A neighbor was using inches to attach skirting to his underpinning. He had to measure from the siding to the ground at each end of where a piece of skirting would go, then add a certain amount for underlap. He kept cutting wrong. By eliminating fractions, a metric tape made the job easier and error-free.
The millimeter is about the smallest increment that can conveniently be read on a carpenter's tape. A hundredth of an inch would be too fine and a tenth too coarse. Metric measurements make it easy to calculate volumes and, for materials about as dense as water, weights.
If somebody wants a measurement in whole inches or perhaps halves, I'll use an inch tape. If somebody wants a precise measurement in inches, I find it easier to read the tape in mm, then convert with a calculator.
Metric is superior in every measurement except temperature. Using whole numbers, one degree of Celsius is approx 4 degrees of Fahrenheit, giving F more granularity in whole numbers.
nb
Huh? A change of 1 degree F is defined to be 5/9 degree C (i.e. less than two).
Errr... you are correct. 1C ~= 1.8F. Sorry. Senior moment, but my basic premise is correct.
nb
I think smaller degrees make Fahrenheit inferior.
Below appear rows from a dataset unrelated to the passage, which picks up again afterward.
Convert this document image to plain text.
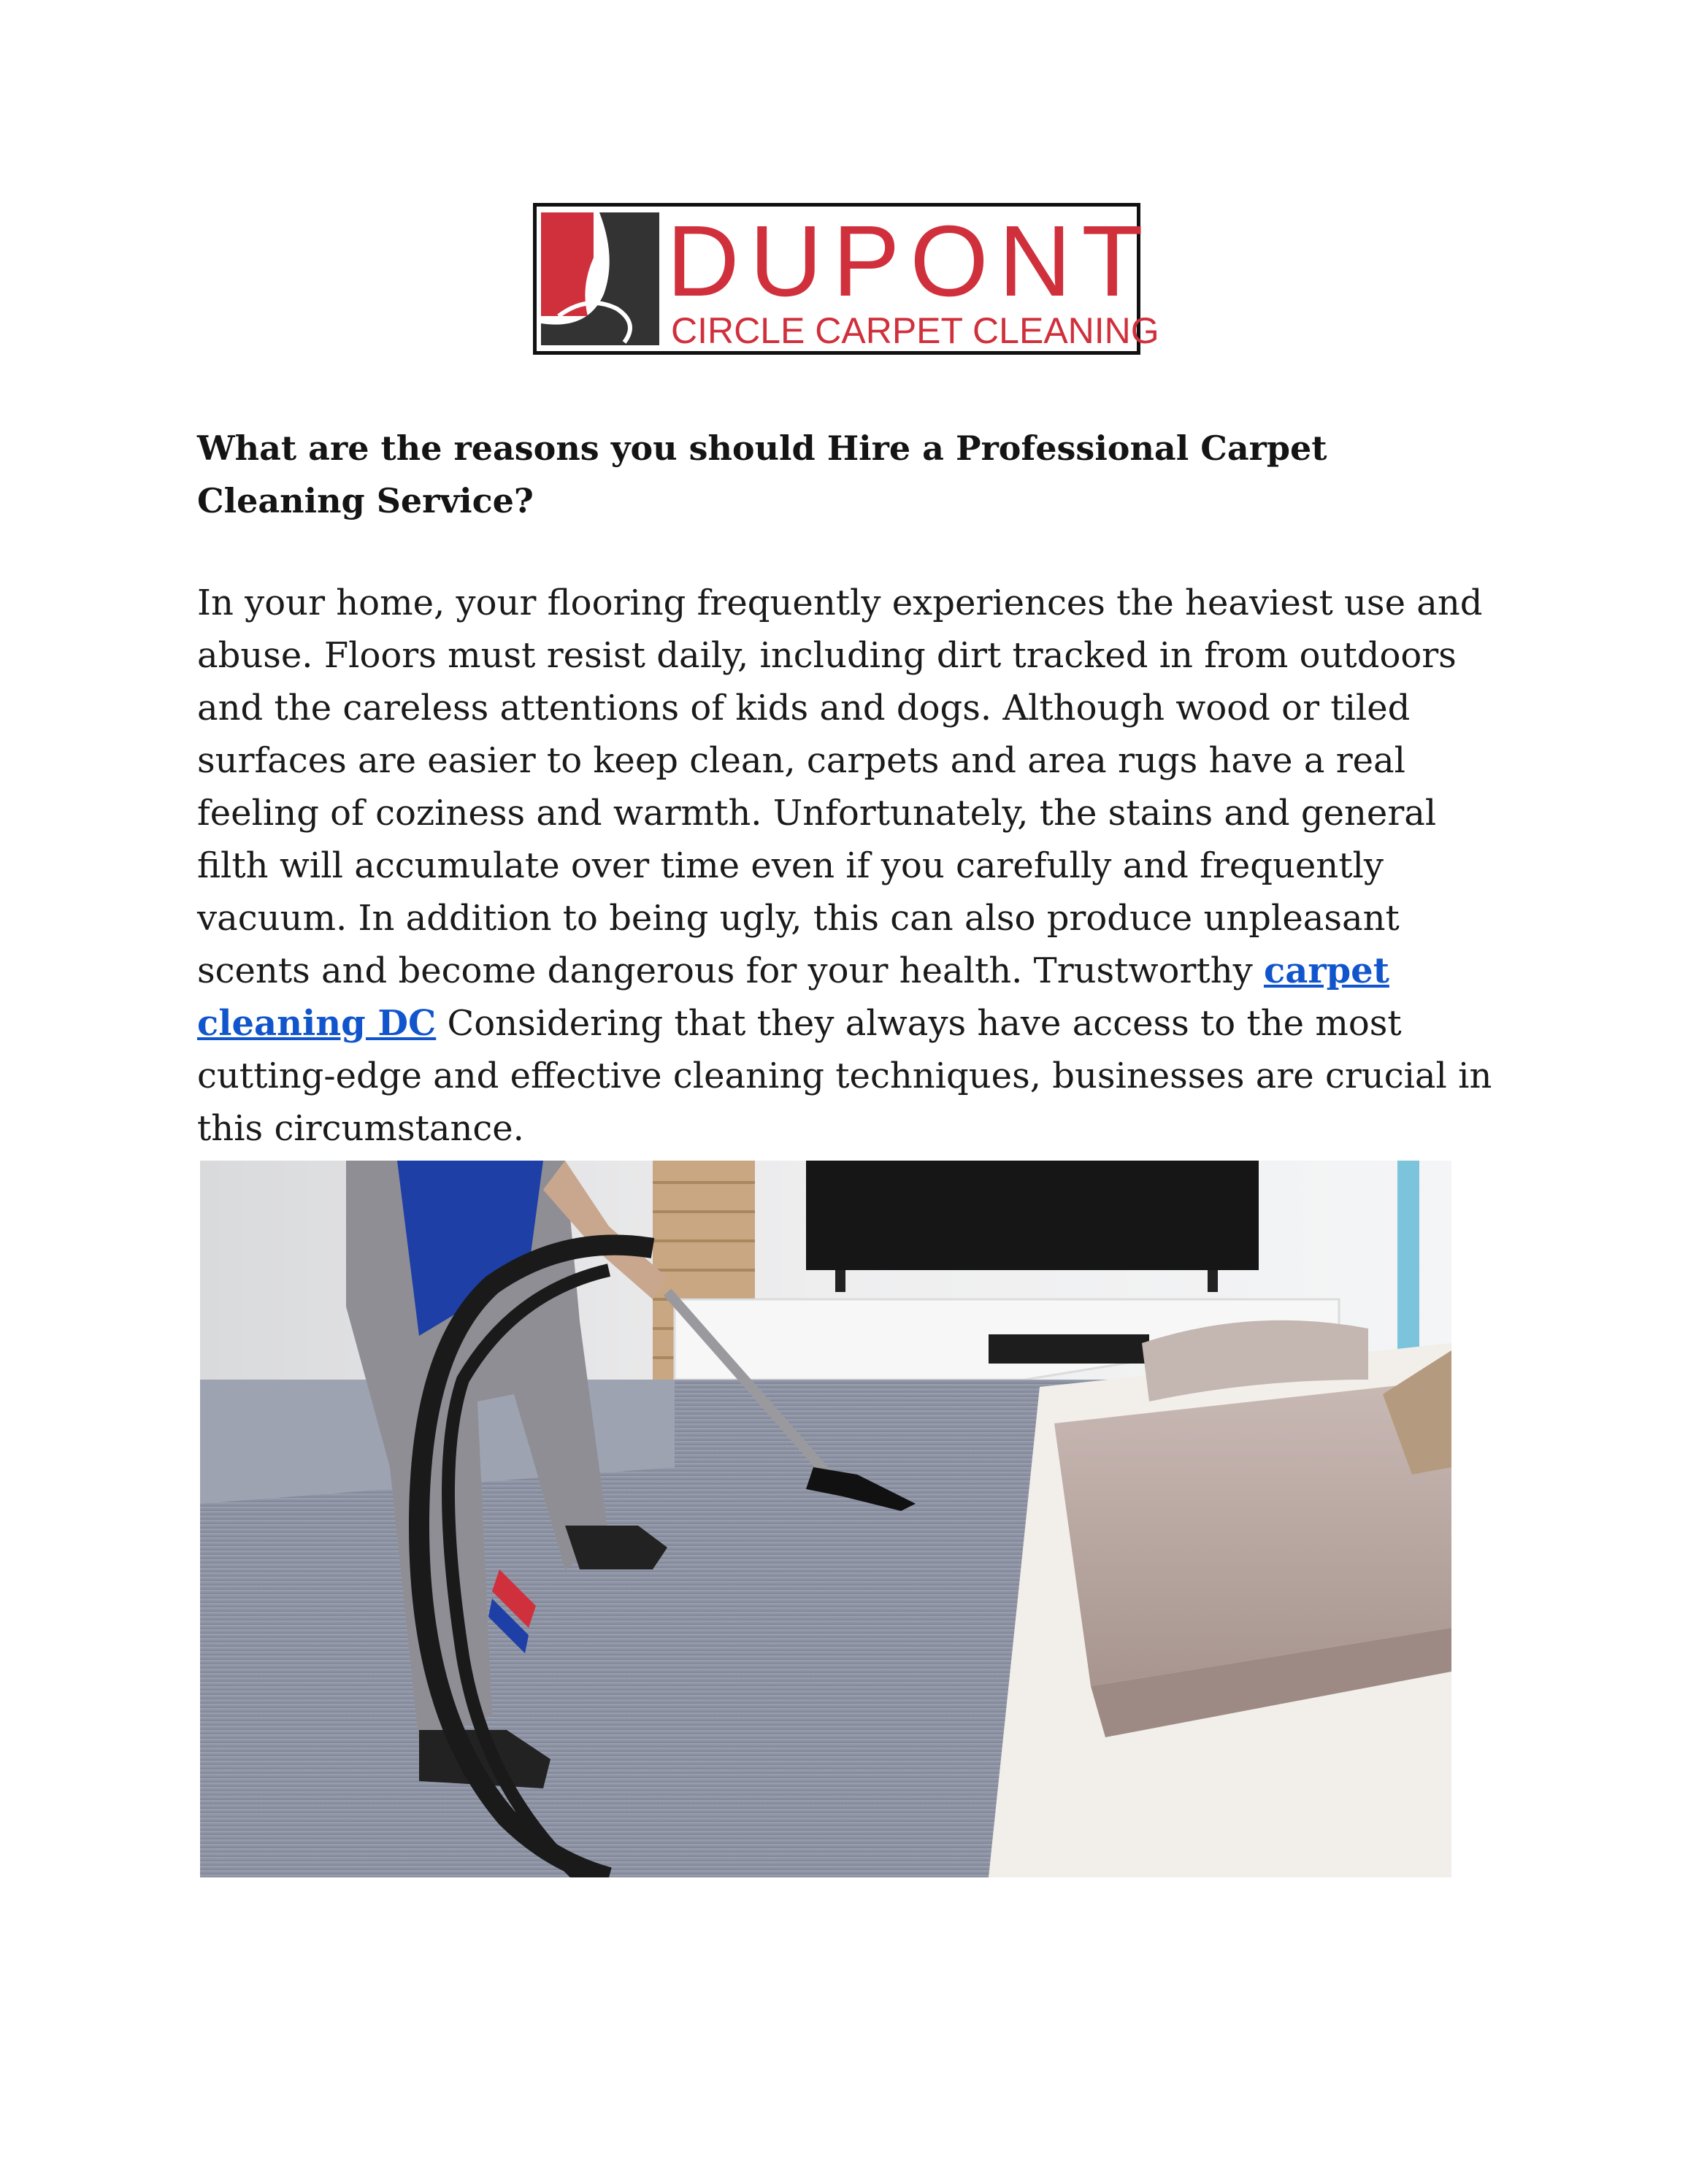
DUPONT
CIRCLE CARPET CLEANING
What are the reasons you should Hire a Professional Carpet Cleaning Service?

In your home, your flooring frequently experiences the heaviest use and abuse. Floors must resist daily, including dirt tracked in from outdoors and the careless attentions of kids and dogs. Although wood or tiled surfaces are easier to keep clean, carpets and area rugs have a real feeling of coziness and warmth. Unfortunately, the stains and general filth will accumulate over time even if you carefully and frequently vacuum. In addition to being ugly, this can also produce unpleasant scents and become dangerous for your health. Trustworthy carpet cleaning DC Considering that they always have access to the most cutting-edge and effective cleaning techniques, businesses are crucial in this circumstance.
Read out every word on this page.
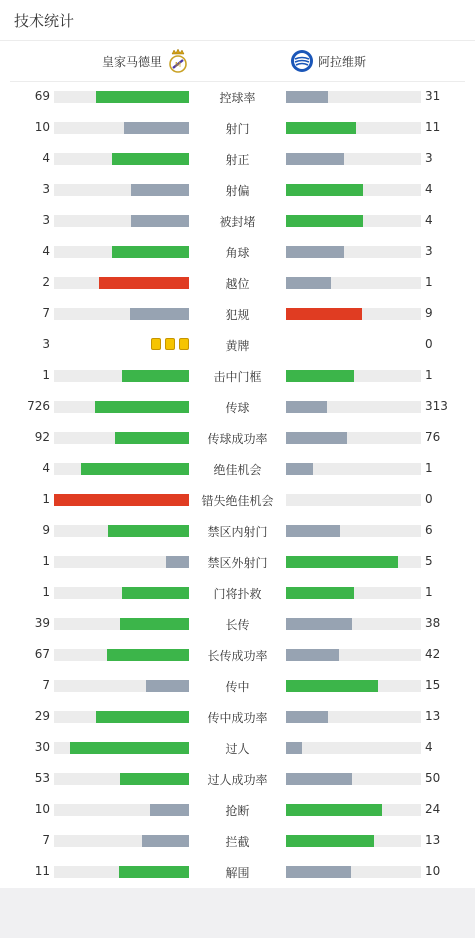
技术统计
皇家马德里 M	阿拉维斯
69	控球率	31
10	射门	11
4	射正	3
3	射偏	4
3	被封堵	4
4	角球	3
2	越位	1
7	犯规	9
3	黄牌	0
1	击中门框	1
726	传球	313
92	传球成功率	76
4	绝佳机会	1
1	错失绝佳机会	0
9	禁区内射门	6
1	禁区外射门	5
1	门将扑救	1
39	长传	38
67	长传成功率	42
7	传中	15
29	传中成功率	13
30	过人	4
53	过人成功率	50
10	抢断	24
7	拦截	13
11	解围	10
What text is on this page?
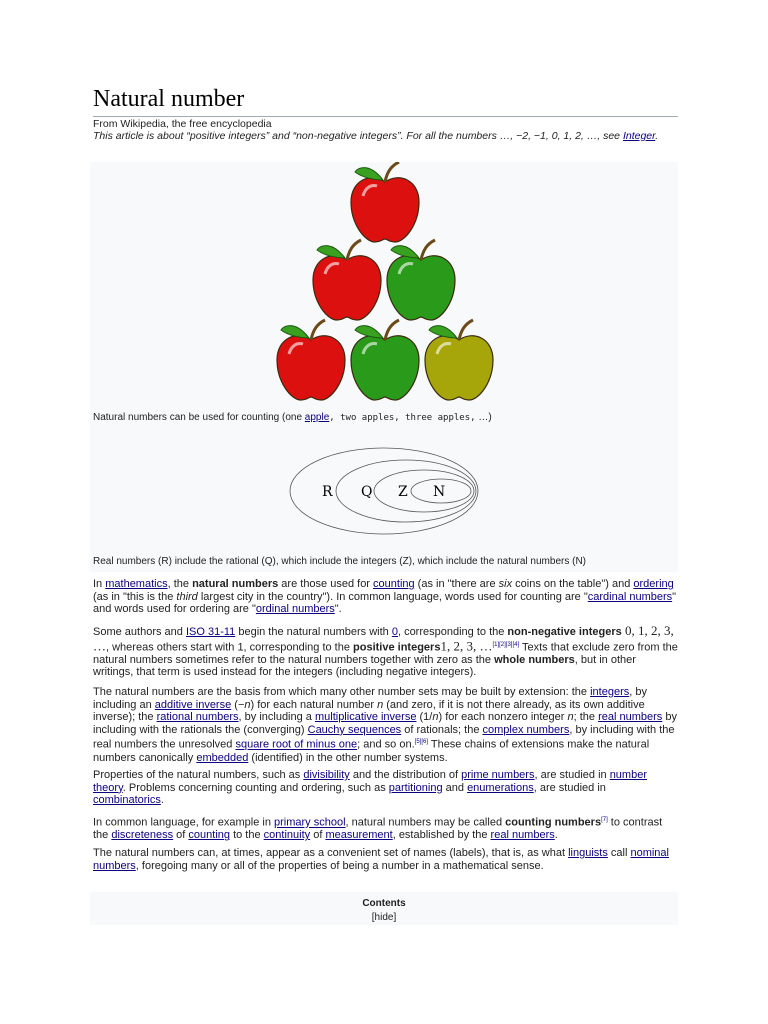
Natural number
From Wikipedia, the free encyclopedia
This article is about “positive integers” and “non-negative integers”. For all the numbers …, −2, −1, 0, 1, 2, …, see Integer.
Natural numbers can be used for counting (one apple, two apples, three apples, …)
R Q Z N
Real numbers (R) include the rational (Q), which include the integers (Z), which include the natural numbers (N)

In mathematics, the natural numbers are those used for counting (as in "there are six coins on the table") and ordering (as in "this is the third largest city in the country"). In common language, words used for counting are "cardinal numbers" and words used for ordering are "ordinal numbers".

Some authors and ISO 31-11 begin the natural numbers with 0, corresponding to the non-negative integers 0, 1, 2, 3, …, whereas others start with 1, corresponding to the positive integers1, 2, 3, …[1][2][3][4] Texts that exclude zero from the natural numbers sometimes refer to the natural numbers together with zero as the whole numbers, but in other writings, that term is used instead for the integers (including negative integers).

The natural numbers are the basis from which many other number sets may be built by extension: the integers, by including an additive inverse (−n) for each natural number n (and zero, if it is not there already, as its own additive inverse); the rational numbers, by including a multiplicative inverse (1/n) for each nonzero integer n; the real numbers by including with the rationals the (converging) Cauchy sequences of rationals; the complex numbers, by including with the real numbers the unresolved square root of minus one; and so on.[5][6] These chains of extensions make the natural numbers canonically embedded (identified) in the other number systems.

Properties of the natural numbers, such as divisibility and the distribution of prime numbers, are studied in number theory. Problems concerning counting and ordering, such as partitioning and enumerations, are studied in combinatorics.

In common language, for example in primary school, natural numbers may be called counting numbers[7] to contrast the discreteness of counting to the continuity of measurement, established by the real numbers.

The natural numbers can, at times, appear as a convenient set of names (labels), that is, as what linguists call nominal numbers, foregoing many or all of the properties of being a number in a mathematical sense.

Contents
[hide]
Outdoor alcohol and mercury thermometers (both of which he invented) typically read in increments of 2F because it would be impractical to squeeze in more marks, and nobody would care about 1F anyway.
Fahrenheit started with Romer's scale, by which brine was 0 and boiling was 60. (Before decimals were common, 60 was a convenient number because it was divisible by 2, 3, 4, 5, and 6.)
Initially, Fahrenheit used Romer's 0 and his wife's oral temperature for
100. Then he started thinking about boiling.By Romer's scale, water froze at 7.5. Faharnheit multiplied by 4 to increase granularity. Boiling was 240. Body temperature was 96. Well, he wanted 64 degrees between freezing and boiling to make it easy to manufacture thermometers, so he adjusted his degrees so 32 was freezing.
Celsius said it would be less confusing to call freezing 0 and boiling
100. Negative numbers were not a stumbling block, and you could use decimals for more precision."J Burns" wrote
In Europe, it is common to be able to set a thermostat at the .5 mark between degrees. One degree F is about the minimum anyone can feel around the comfort level (66 to 74), but pretty imperceptible outside of that.
The first time we went to Italy in cooler weather the thermostat at our villa was set to 14 degrees. We were chilly. I looked up the conversion and found out why! I quickly learned how to do the conversion that I've not needed since one class in high school. Of course, at $6.40 a gallon for heating oil, we kept the temperature lower than home anyway.